What Improvement Adds the Most Value?

Adding stone veneer to the front of your home boosts curb appeal and adds the most value to your home according to Remodeling magazine’s 2020 Cost vs. Value Report. You’ll typically recoup 96% of your investment through increased home value with that home improvement.

Garage door replacement is another improvement that enhances curb appeal and home value. It runs a close second to adding stone veneer for adding the most value to your home. Expect to recoup 95% of your investment when replacing your garage door.

Remodeling your kitchen is a third option that typically adds the most value to your home. According to Remodeling magazine, you can expect to recover about 78% of the cost of a kitchen remodel through increased home value.

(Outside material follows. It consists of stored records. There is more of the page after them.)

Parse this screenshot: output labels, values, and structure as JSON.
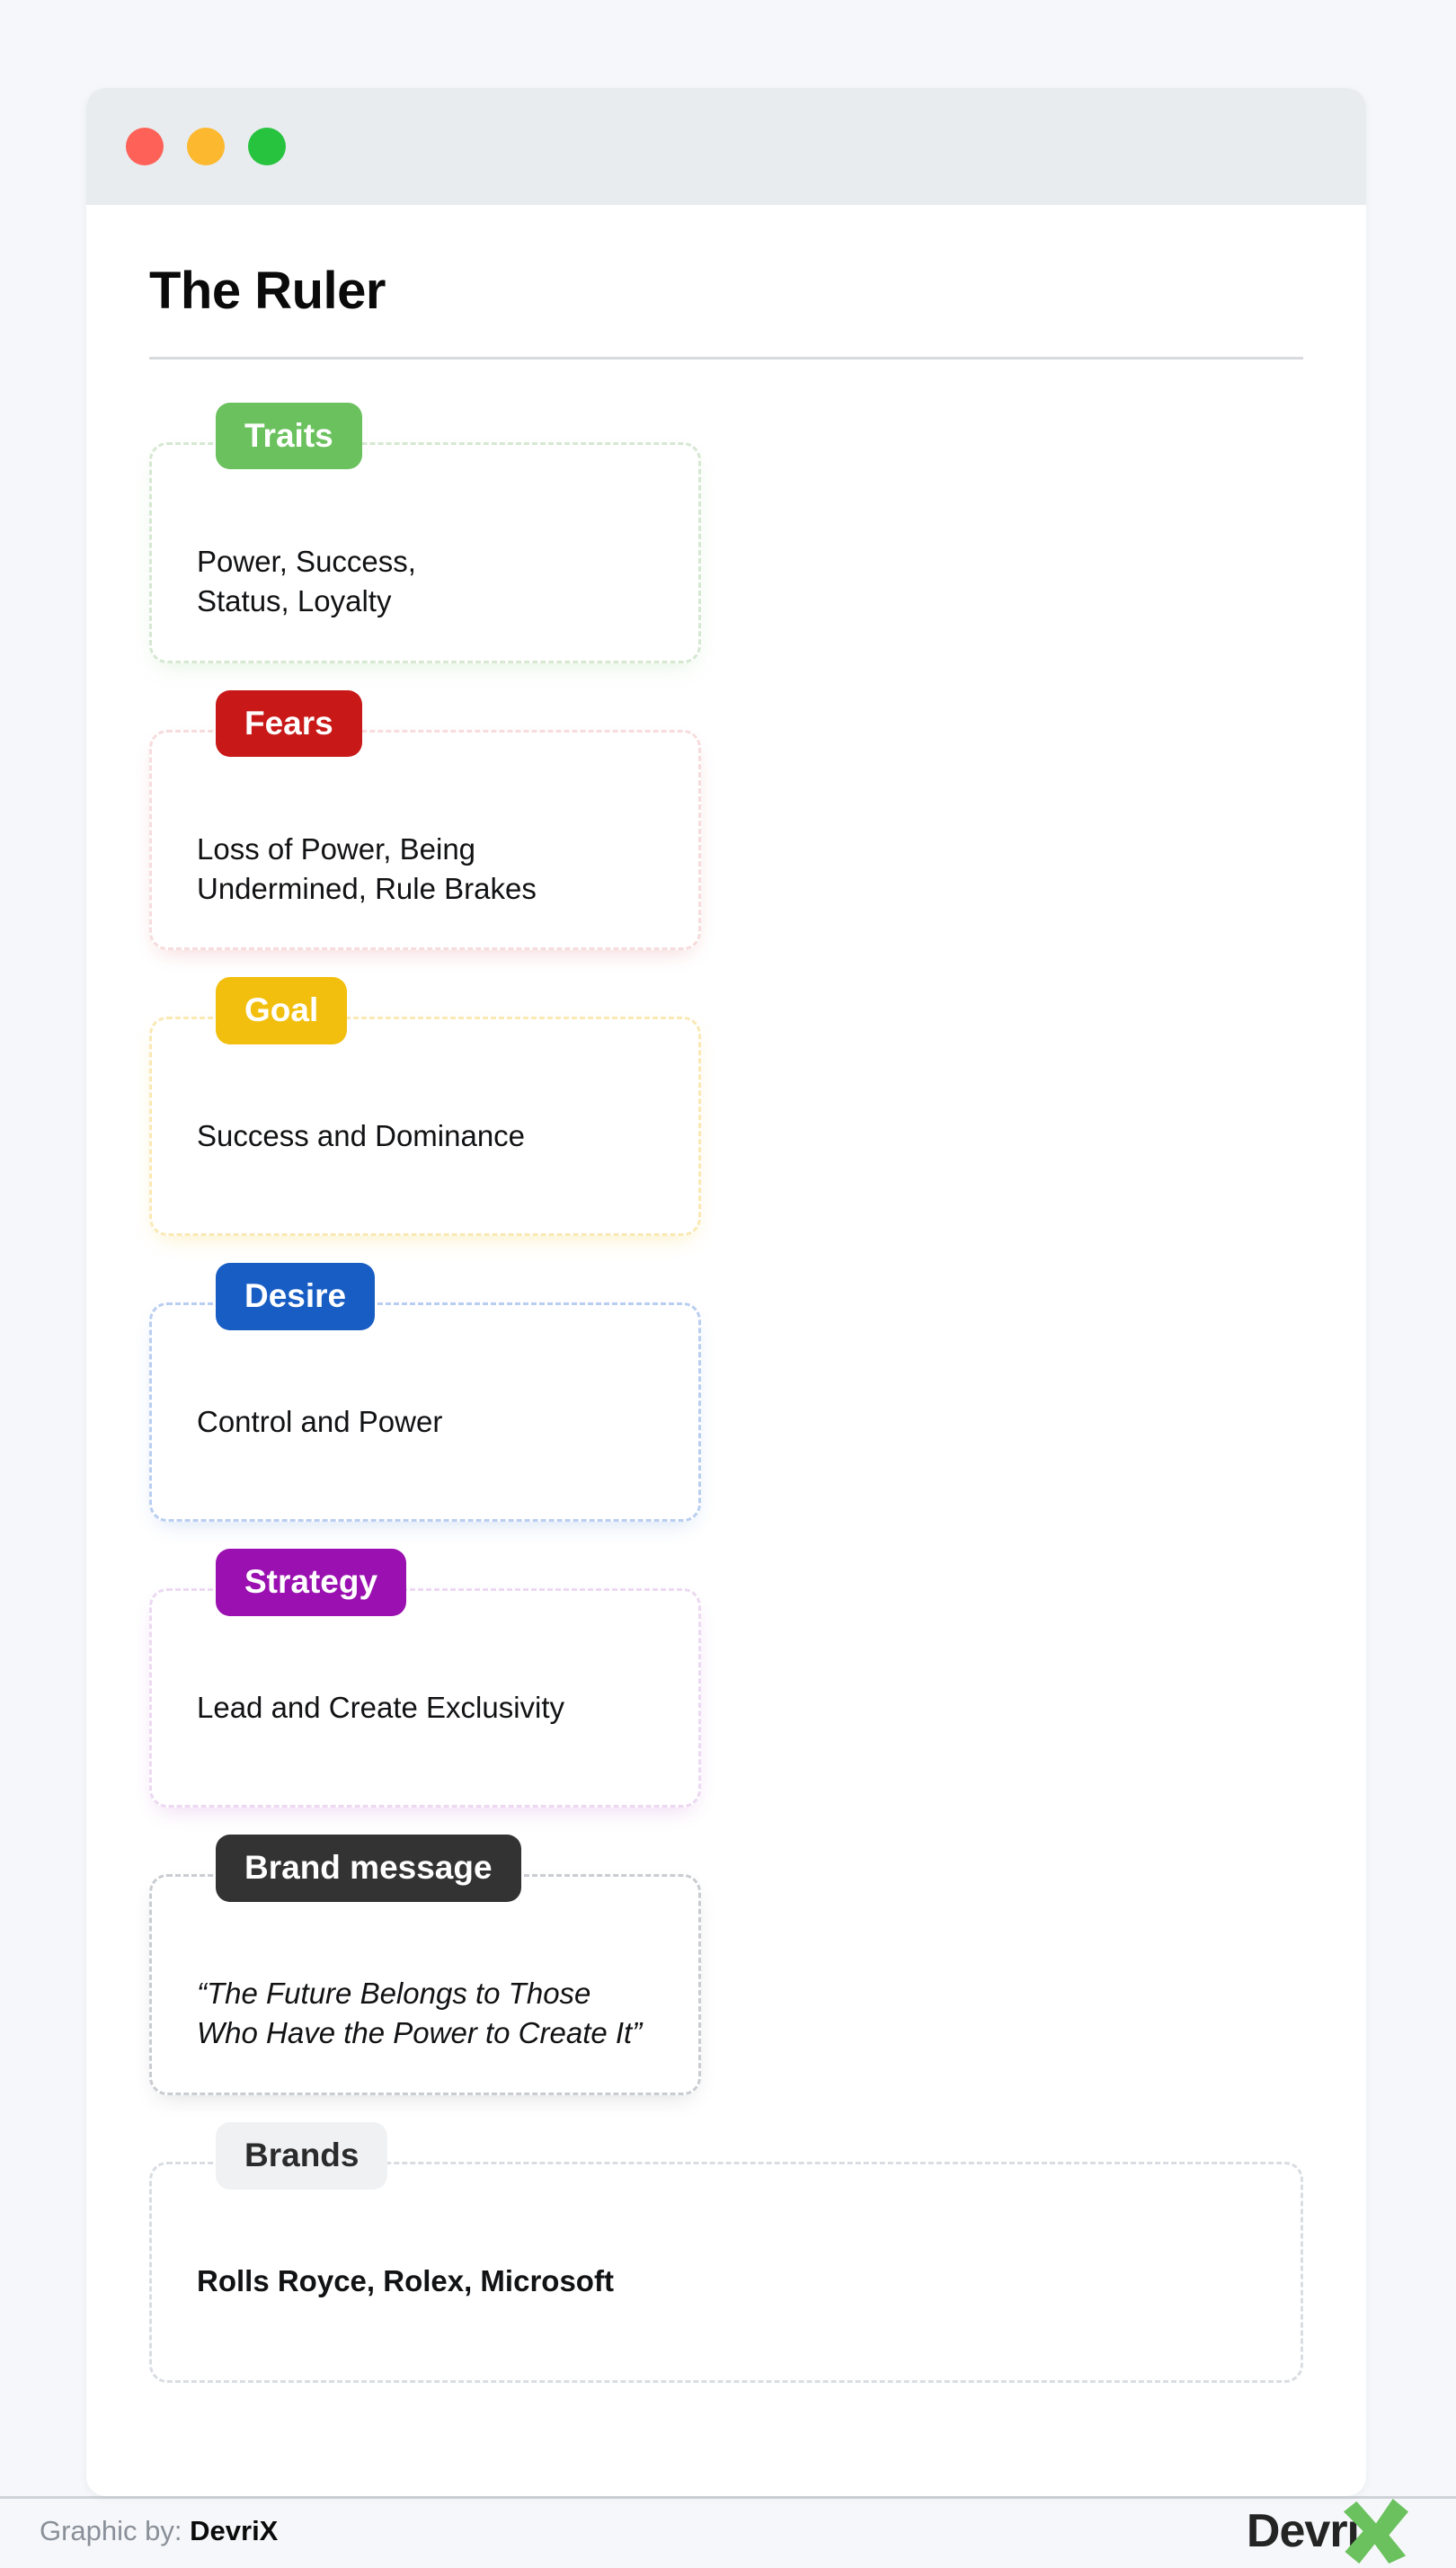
{
  "window": {
    "controls": [
      {
        "name": "close",
        "color": "#fd6157"
      },
      {
        "name": "minimize",
        "color": "#fcb82e"
      },
      {
        "name": "maximize",
        "color": "#27c23e"
      }
    ]
  },
  "archetype": {
    "title": "The Ruler"
  },
  "cards": [
    {
      "key": "traits",
      "badge": "Traits",
      "badge_color": "#6ac15d",
      "text": "Power, Success,\nStatus, Loyalty",
      "style": "normal"
    },
    {
      "key": "fears",
      "badge": "Fears",
      "badge_color": "#c81818",
      "text": "Loss of Power, Being\nUndermined, Rule Brakes",
      "style": "normal"
    },
    {
      "key": "goal",
      "badge": "Goal",
      "badge_color": "#f2bf0e",
      "text": "Success and Dominance",
      "style": "normal"
    },
    {
      "key": "desire",
      "badge": "Desire",
      "badge_color": "#175dc3",
      "text": "Control and Power",
      "style": "normal"
    },
    {
      "key": "strategy",
      "badge": "Strategy",
      "badge_color": "#9a10b0",
      "text": "Lead and Create Exclusivity",
      "style": "normal"
    },
    {
      "key": "brand-message",
      "badge": "Brand message",
      "badge_color": "#333333",
      "text": "“The Future Belongs to Those\nWho Have the Power to Create It”",
      "style": "italic"
    },
    {
      "key": "brands",
      "badge": "Brands",
      "badge_color": "#f0f1f3",
      "text": "Rolls Royce, Rolex, Microsoft",
      "style": "bold"
    }
  ],
  "footer": {
    "credit_label": "Graphic by:",
    "credit_brand": "DevriX",
    "logo_text": "Devri",
    "logo_mark": "x-mark-icon",
    "logo_mark_color": "#6ac15d"
  }
}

Where Should Renovation Begin?

Successful renovation starts with good planning. Build a detailed plan and set a budget for your remodel. Figure out where you want to start your renovation. Typically the kitchen is the first space you’ll want to renovate because the work is often extensive and messy.

Next, search for a contractor to complete your remodel. Check online ratings to find reputable contractors. Use online resources to find out what questions to ask contractors. Get at least 3 bids from contractors before you decide who to use.

Beginning your renovation with thorough research and planning will help your remodel go smoother.

What Improvements Can Get an Insurance Discount?

Installing a new roof can typically get you the biggest insurance discount. You can likely lower your insurance premiums even more in storm- and hurricane-prone areas by using roofing materials resistance to wind and hail damage.

Installing impact-resistance windows in hurricane-prone areas can also get you an insurance discount.

Check with your insurance provider regarding discounts for these home improvement discounts and any other discounts that you may be able to get when renovating your home.